There’s a scene from the movie Sully, in which Tom Hanks asserts, “In these simulations, you’ve taken all humanity out of the cockpit…”
Business simulations have become an integral part of education and upskilling. Faria and Nulsen (1996)1 claimed that about 97.5% of AACSB member schools used simulations as part of their curricula. That was about a quarter century ago. Over time, these simulations have transcended training to encompass designing and assessing systems, scenarios and even people. Executives such as Alan Mulally and Bruce Broussard seem to have been subjects of simulation assessments2.
That being the case, a business simulation’s success is measured by its closeness to reality. Back in 1993, Wolfe3 thought that business simulations had reached a relative point of saturation. But had they? Not at all! Technology and economy have provided plenty of fodder for the increasingly complex business simulations. The user experience and the scope of the simulations have increased drastically and dramatically across industries and specializations.
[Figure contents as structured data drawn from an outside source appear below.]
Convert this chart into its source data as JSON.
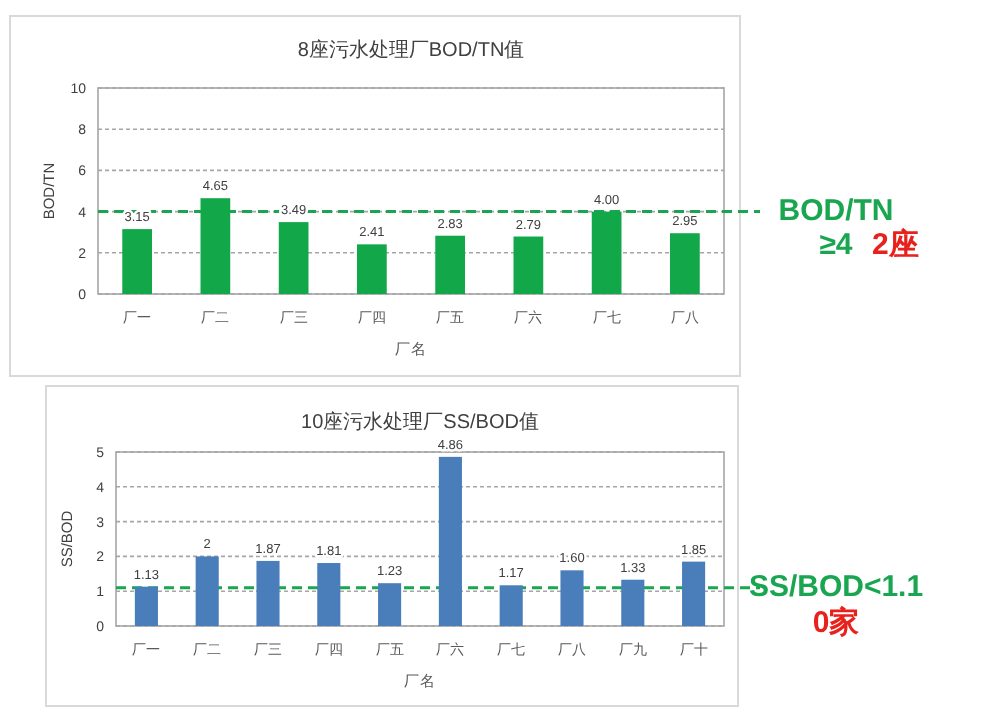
{
  "chart_data": [
    {
      "type": "bar",
      "title": "8座污水处理厂BOD/TN值",
      "xlabel": "厂名",
      "ylabel": "BOD/TN",
      "categories": [
        "厂一",
        "厂二",
        "厂三",
        "厂四",
        "厂五",
        "厂六",
        "厂七",
        "厂八"
      ],
      "series": [
        {
          "color": "#12a84a",
          "values": [
            3.15,
            4.65,
            3.49,
            2.41,
            2.83,
            2.79,
            4.0,
            2.95
          ],
          "value_labels": [
            "3.15",
            "4.65",
            "3.49",
            "2.41",
            "2.83",
            "2.79",
            "4.00",
            "2.95"
          ]
        }
      ],
      "ylim": [
        0,
        10
      ],
      "yticks": [
        0,
        2,
        4,
        6,
        8,
        10
      ],
      "grid": "y",
      "ref_lines": [
        {
          "axis": "y",
          "value": 4,
          "label": "BOD/TN ≥4",
          "color": "#1aa650",
          "line_style": "dashed"
        }
      ],
      "annotations": [
        "2座"
      ]
    },
    {
      "type": "bar",
      "title": "10座污水处理厂SS/BOD值",
      "xlabel": "厂名",
      "ylabel": "SS/BOD",
      "categories": [
        "厂一",
        "厂二",
        "厂三",
        "厂四",
        "厂五",
        "厂六",
        "厂七",
        "厂八",
        "厂九",
        "厂十"
      ],
      "series": [
        {
          "color": "#4a7ebb",
          "values": [
            1.13,
            2,
            1.87,
            1.81,
            1.23,
            4.86,
            1.17,
            1.6,
            1.33,
            1.85
          ],
          "value_labels": [
            "1.13",
            "2",
            "1.87",
            "1.81",
            "1.23",
            "4.86",
            "1.17",
            "1.60",
            "1.33",
            "1.85"
          ]
        }
      ],
      "ylim": [
        0,
        5
      ],
      "yticks": [
        0,
        1,
        2,
        3,
        4,
        5
      ],
      "grid": "y",
      "ref_lines": [
        {
          "axis": "y",
          "value": 1.1,
          "label": "SS/BOD<1.1",
          "color": "#1aa650",
          "line_style": "dashed"
        }
      ],
      "annotations": [
        "0家"
      ]
    }
  ]
}
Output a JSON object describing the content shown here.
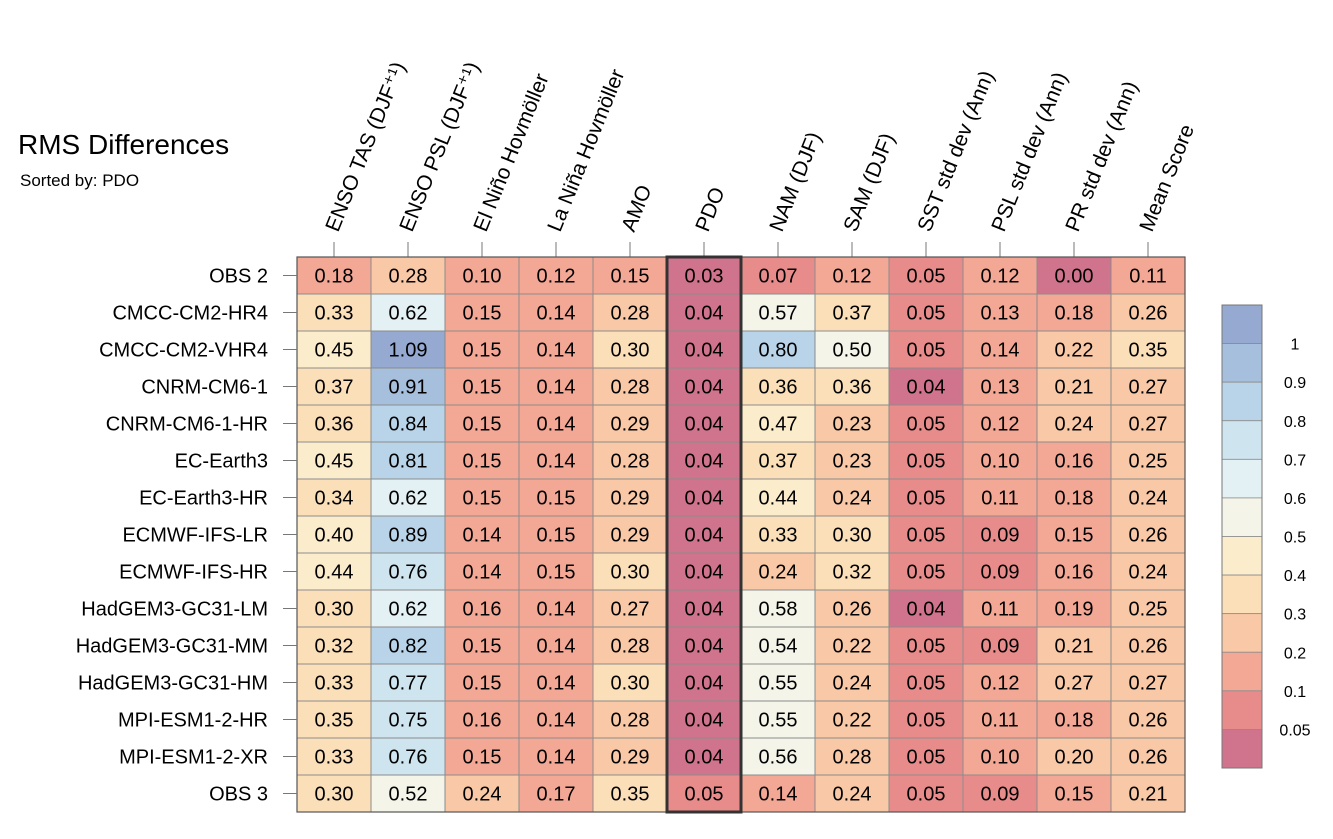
{
  "chart_data": {
    "type": "heatmap",
    "title": "RMS Differences",
    "subtitle": "Sorted by: PDO",
    "columns": [
      "ENSO TAS (DJF⁺¹)",
      "ENSO PSL (DJF⁺¹)",
      "El Niño Hovmöller",
      "La Niña Hovmöller",
      "AMO",
      "PDO",
      "NAM (DJF)",
      "SAM (DJF)",
      "SST std dev (Ann)",
      "PSL std dev (Ann)",
      "PR std dev (Ann)",
      "Mean Score"
    ],
    "highlighted_column": "PDO",
    "rows": [
      {
        "name": "OBS 2",
        "values": [
          "0.18",
          "0.28",
          "0.10",
          "0.12",
          "0.15",
          "0.03",
          "0.07",
          "0.12",
          "0.05",
          "0.12",
          "0.00",
          "0.11"
        ]
      },
      {
        "name": "CMCC-CM2-HR4",
        "values": [
          "0.33",
          "0.62",
          "0.15",
          "0.14",
          "0.28",
          "0.04",
          "0.57",
          "0.37",
          "0.05",
          "0.13",
          "0.18",
          "0.26"
        ]
      },
      {
        "name": "CMCC-CM2-VHR4",
        "values": [
          "0.45",
          "1.09",
          "0.15",
          "0.14",
          "0.30",
          "0.04",
          "0.80",
          "0.50",
          "0.05",
          "0.14",
          "0.22",
          "0.35"
        ]
      },
      {
        "name": "CNRM-CM6-1",
        "values": [
          "0.37",
          "0.91",
          "0.15",
          "0.14",
          "0.28",
          "0.04",
          "0.36",
          "0.36",
          "0.04",
          "0.13",
          "0.21",
          "0.27"
        ]
      },
      {
        "name": "CNRM-CM6-1-HR",
        "values": [
          "0.36",
          "0.84",
          "0.15",
          "0.14",
          "0.29",
          "0.04",
          "0.47",
          "0.23",
          "0.05",
          "0.12",
          "0.24",
          "0.27"
        ]
      },
      {
        "name": "EC-Earth3",
        "values": [
          "0.45",
          "0.81",
          "0.15",
          "0.14",
          "0.28",
          "0.04",
          "0.37",
          "0.23",
          "0.05",
          "0.10",
          "0.16",
          "0.25"
        ]
      },
      {
        "name": "EC-Earth3-HR",
        "values": [
          "0.34",
          "0.62",
          "0.15",
          "0.15",
          "0.29",
          "0.04",
          "0.44",
          "0.24",
          "0.05",
          "0.11",
          "0.18",
          "0.24"
        ]
      },
      {
        "name": "ECMWF-IFS-LR",
        "values": [
          "0.40",
          "0.89",
          "0.14",
          "0.15",
          "0.29",
          "0.04",
          "0.33",
          "0.30",
          "0.05",
          "0.09",
          "0.15",
          "0.26"
        ]
      },
      {
        "name": "ECMWF-IFS-HR",
        "values": [
          "0.44",
          "0.76",
          "0.14",
          "0.15",
          "0.30",
          "0.04",
          "0.24",
          "0.32",
          "0.05",
          "0.09",
          "0.16",
          "0.24"
        ]
      },
      {
        "name": "HadGEM3-GC31-LM",
        "values": [
          "0.30",
          "0.62",
          "0.16",
          "0.14",
          "0.27",
          "0.04",
          "0.58",
          "0.26",
          "0.04",
          "0.11",
          "0.19",
          "0.25"
        ]
      },
      {
        "name": "HadGEM3-GC31-MM",
        "values": [
          "0.32",
          "0.82",
          "0.15",
          "0.14",
          "0.28",
          "0.04",
          "0.54",
          "0.22",
          "0.05",
          "0.09",
          "0.21",
          "0.26"
        ]
      },
      {
        "name": "HadGEM3-GC31-HM",
        "values": [
          "0.33",
          "0.77",
          "0.15",
          "0.14",
          "0.30",
          "0.04",
          "0.55",
          "0.24",
          "0.05",
          "0.12",
          "0.27",
          "0.27"
        ]
      },
      {
        "name": "MPI-ESM1-2-HR",
        "values": [
          "0.35",
          "0.75",
          "0.16",
          "0.14",
          "0.28",
          "0.04",
          "0.55",
          "0.22",
          "0.05",
          "0.11",
          "0.18",
          "0.26"
        ]
      },
      {
        "name": "MPI-ESM1-2-XR",
        "values": [
          "0.33",
          "0.76",
          "0.15",
          "0.14",
          "0.29",
          "0.04",
          "0.56",
          "0.28",
          "0.05",
          "0.10",
          "0.20",
          "0.26"
        ]
      },
      {
        "name": "OBS 3",
        "values": [
          "0.30",
          "0.52",
          "0.24",
          "0.17",
          "0.35",
          "0.05",
          "0.14",
          "0.24",
          "0.05",
          "0.09",
          "0.15",
          "0.21"
        ]
      }
    ],
    "colorbar": {
      "labels": [
        "1",
        "0.9",
        "0.8",
        "0.7",
        "0.6",
        "0.5",
        "0.4",
        "0.3",
        "0.2",
        "0.1",
        "0.05"
      ],
      "bins": [
        {
          "min": 1.0,
          "color": "#95a9d1"
        },
        {
          "min": 0.9,
          "color": "#a6bfdc"
        },
        {
          "min": 0.8,
          "color": "#b9d4e8"
        },
        {
          "min": 0.7,
          "color": "#cee4ef"
        },
        {
          "min": 0.6,
          "color": "#e3f0f4"
        },
        {
          "min": 0.5,
          "color": "#f4f4e9"
        },
        {
          "min": 0.4,
          "color": "#fbedcc"
        },
        {
          "min": 0.3,
          "color": "#fbdfb9"
        },
        {
          "min": 0.2,
          "color": "#f9c8a6"
        },
        {
          "min": 0.1,
          "color": "#f3a795"
        },
        {
          "min": 0.05,
          "color": "#e88b8b"
        },
        {
          "min": -1,
          "color": "#d0738d"
        }
      ]
    }
  }
}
Despite this, in the words of Woods, “There’s always stuff to work on…”
The in-depth integration of human behavioral science into business simulations has still a long way to go. Human performance models and human-in-the-loop simulations have, for quite a few years, been given considerable focus in areas such as aviation, where simulations are built with high physical fidelity. But business simulations, being abstract computer representations, seem to lack this focus. It’s high time this oversight gets corrected.
I was recently invited to be a panelist for a business simulation contest organized by a major conglomerate. At the awards, one of the dignitaries who addressed the students said, “Do you know what’s different in real time from the simulations you’ve played? People! You can’t simulate people!”
But what if we can? Or at the bare minimum, what if we intend to? Take for instance, a business simulation game in which the player, sensing that he has too many people in the workforce, lays a few off. As far as the simulation goes, these are mere numbers. The simulation engine would probably translate a reduction in workforce into a reduction in cost. On the contrary, consider the CEO of a real company who must lay a few people off. What’s the psychological impact? Will a few other critical resources resign? Will the low morale bring down productivity in the short term? How about redistribution of the workforce rather than reduction? A simulation that accounts for all such questions would pull the player or the assessor closer to reality, thereby making the simulation experience more meaningful and successful.
Coming back to Sully, “You’re looking for human error. Then make it human!”